Pork Loin with Poblano Chiles
This chile pepper is often mislabeled ‘Pasilla’, which is a different pepper entirely.It is one of the most popular chiles in Mexico and has won the appreciation of many a chef worldwide because of the superior flavor it has over regular bell peppers.
They have a tough outer skin that usually requires roasting and peeling before use. These very large chile peppers are most popular in chiles rellenos recipes, but cooking with these as a substitute for bell peppers in any recipe will enhance the flavor.
1 serrano chile
1 or 2 poblano chiles
1 small to medium onion
4 cloves garlic
1 lb pork tenderloin
2 to 3 Tbsp butter
Salt and pepper
1/4 cup cream
Limes, cut into wedges
Dice mushrooms, chiles, onion, and garlic. Cut pork into evenly sized medallions, about an inch thick.

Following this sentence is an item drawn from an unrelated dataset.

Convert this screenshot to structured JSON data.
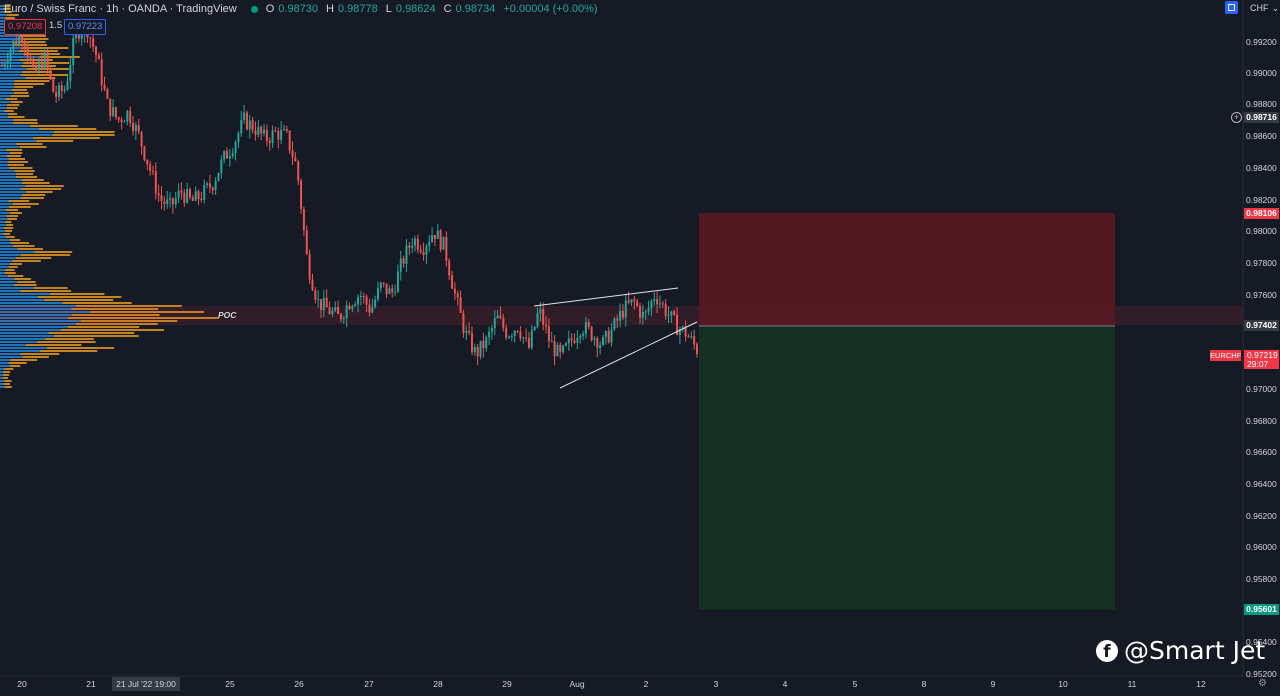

In a hot skillet big enough for all the pork, add a tablespoon of butter and a little oil. Add a fourth of the garlic, mushrooms, and chiles. Sauté for a few minutes. Add the pork and sauté each side of the medallions for 10 minutes or so, or until almost done. Remove the pork.
Add the remaining vegetables and salt and pepper, and cook until translucent and soft, about 5 to 10 minutes. Add the cream slowly and stir to avoid curdling. Add a bit more butter and return the pork to the pan, and simmer for 10 minutes.
Garnish with cilantro and lime wedges, and serve with warm tortillas and cheese.